Symbolic reparations showed respect for the victims. Exhumations, proper burials, the laying of tombstones, national memorial services, the pouring of libations, the carrying out of traditional ceremonies and the erection of appropriate memorials are the suggested symbolic reparations outlined in the report.
South Africa Apartheid Reparations
The South African Truth and Reconciliation Commission (TRC) was set up by the Government of National Unity to help deal with what happened under apartheid. The conflict during this period resulted in violence and human rights abuses.
A President's Fund, funded by Parliament and private contributions have been established to pay urgent interim reparation to victims in terms of the regulations prescribed by the President.
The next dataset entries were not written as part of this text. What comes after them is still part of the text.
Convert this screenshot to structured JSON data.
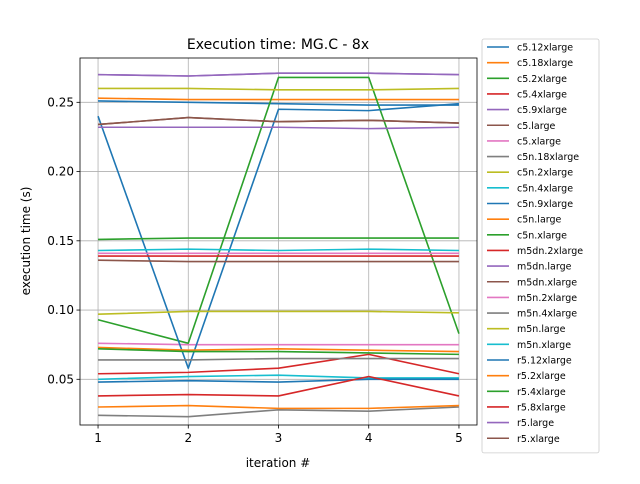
{
  "chart_data": {
    "type": "line",
    "title": "Execution time: MG.C - 8x",
    "xlabel": "iteration #",
    "ylabel": "execution time (s)",
    "x": [
      1,
      2,
      3,
      4,
      5
    ],
    "xlim": [
      0.8,
      5.2
    ],
    "ylim": [
      0.017,
      0.282
    ],
    "xticks": [
      1,
      2,
      3,
      4,
      5
    ],
    "xtick_labels": [
      "1",
      "2",
      "3",
      "4",
      "5"
    ],
    "yticks": [
      0.05,
      0.1,
      0.15,
      0.2,
      0.25
    ],
    "ytick_labels": [
      "0.05",
      "0.10",
      "0.15",
      "0.20",
      "0.25"
    ],
    "grid": true,
    "legend_position": "outside-right",
    "series": [
      {
        "name": "c5.12xlarge",
        "color": "#1f77b4",
        "values": [
          0.251,
          0.25,
          0.249,
          0.248,
          0.248
        ]
      },
      {
        "name": "c5.18xlarge",
        "color": "#ff7f0e",
        "values": [
          0.253,
          0.252,
          0.252,
          0.252,
          0.252
        ]
      },
      {
        "name": "c5.2xlarge",
        "color": "#2ca02c",
        "values": [
          0.093,
          0.076,
          0.268,
          0.268,
          0.083
        ]
      },
      {
        "name": "c5.4xlarge",
        "color": "#d62728",
        "values": [
          0.054,
          0.055,
          0.058,
          0.068,
          0.054
        ]
      },
      {
        "name": "c5.9xlarge",
        "color": "#9467bd",
        "values": [
          0.27,
          0.269,
          0.271,
          0.271,
          0.27
        ]
      },
      {
        "name": "c5.large",
        "color": "#8c564b",
        "values": [
          0.234,
          0.239,
          0.236,
          0.237,
          0.235
        ]
      },
      {
        "name": "c5.xlarge",
        "color": "#e377c2",
        "values": [
          0.076,
          0.075,
          0.075,
          0.075,
          0.075
        ]
      },
      {
        "name": "c5n.18xlarge",
        "color": "#7f7f7f",
        "values": [
          0.024,
          0.023,
          0.028,
          0.027,
          0.03
        ]
      },
      {
        "name": "c5n.2xlarge",
        "color": "#bcbd22",
        "values": [
          0.26,
          0.26,
          0.259,
          0.259,
          0.26
        ]
      },
      {
        "name": "c5n.4xlarge",
        "color": "#17becf",
        "values": [
          0.05,
          0.052,
          0.053,
          0.051,
          0.051
        ]
      },
      {
        "name": "c5n.9xlarge",
        "color": "#1f77b4",
        "values": [
          0.24,
          0.058,
          0.245,
          0.244,
          0.249
        ]
      },
      {
        "name": "c5n.large",
        "color": "#ff7f0e",
        "values": [
          0.073,
          0.071,
          0.072,
          0.071,
          0.07
        ]
      },
      {
        "name": "c5n.xlarge",
        "color": "#2ca02c",
        "values": [
          0.151,
          0.152,
          0.152,
          0.152,
          0.152
        ]
      },
      {
        "name": "m5dn.2xlarge",
        "color": "#d62728",
        "values": [
          0.139,
          0.139,
          0.139,
          0.139,
          0.139
        ]
      },
      {
        "name": "m5dn.large",
        "color": "#9467bd",
        "values": [
          0.232,
          0.232,
          0.232,
          0.231,
          0.232
        ]
      },
      {
        "name": "m5dn.xlarge",
        "color": "#8c564b",
        "values": [
          0.136,
          0.135,
          0.135,
          0.135,
          0.135
        ]
      },
      {
        "name": "m5n.2xlarge",
        "color": "#e377c2",
        "values": [
          0.141,
          0.141,
          0.141,
          0.141,
          0.141
        ]
      },
      {
        "name": "m5n.4xlarge",
        "color": "#7f7f7f",
        "values": [
          0.064,
          0.064,
          0.065,
          0.065,
          0.065
        ]
      },
      {
        "name": "m5n.large",
        "color": "#bcbd22",
        "values": [
          0.097,
          0.099,
          0.099,
          0.099,
          0.098
        ]
      },
      {
        "name": "m5n.xlarge",
        "color": "#17becf",
        "values": [
          0.143,
          0.144,
          0.143,
          0.144,
          0.143
        ]
      },
      {
        "name": "r5.12xlarge",
        "color": "#1f77b4",
        "values": [
          0.048,
          0.049,
          0.048,
          0.05,
          0.05
        ]
      },
      {
        "name": "r5.2xlarge",
        "color": "#ff7f0e",
        "values": [
          0.03,
          0.031,
          0.029,
          0.029,
          0.031
        ]
      },
      {
        "name": "r5.4xlarge",
        "color": "#2ca02c",
        "values": [
          0.072,
          0.07,
          0.07,
          0.069,
          0.068
        ]
      },
      {
        "name": "r5.8xlarge",
        "color": "#d62728",
        "values": [
          0.038,
          0.039,
          0.038,
          0.052,
          0.038
        ]
      },
      {
        "name": "r5.large",
        "color": "#9467bd",
        "values": [
          0.27,
          0.269,
          0.271,
          0.271,
          0.27
        ]
      },
      {
        "name": "r5.xlarge",
        "color": "#8c564b",
        "values": [
          0.234,
          0.239,
          0.236,
          0.237,
          0.235
        ]
      }
    ]
  }
}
The Department of Justice and Constitutional Development in 2011 recommended giving to the reparations to victims of apartheid a one-time payment of R30 000 or $1,967.00, medical benefits and other forms of social assistance.
The fund was set up for gross human rights violations, in the instance where the beneficiary is deceased; their rightful next-of-kin would be eligible for the fund.
Promoting Healing Through Reparations
Giving reparations to victims of human rights violations is an obligation and means giving back the human and civil dignity of people who suffered human rights violations. Sufferers of gross human rights abuses have the right to reparations because of the many different types of losses they have suffered.
Victims need to be compensated in some way because the local and international judicial forgiveness process means they lose the right to claim damages from perpetrators who may be given amnesty. Reparations should be sensitive to the religious and cultural beliefs and practices of the community as well as strengthen with long-lasting effects.
It is impossible to compensate victims in proportion to the harm they have suffered; victims of sexual violence may require surgery in order to repair the damage that had been caused as a result of rape or any other sexual violation committed against them. Reparations in the form of free access to gynecological services could help ease the physical suffering.
As stated by Jose Zalaquett, Lawyer, Human Rights Professor “To provide for measures of reparation and prevention, it must be clearly known what should be prevented. Further, society cannot simply block out a chapter of its history; it cannot deny the facts of its past, however differently these may be interpreted.
Inevitably, the void would be filled with lies or with conflicting, confusing versions of the past. A nation's unity depends on a shared identity, which in turn depends largely on shared memory. The truth also brings a measure of healthy social catharsis and help to prevent the past from reoccurring.”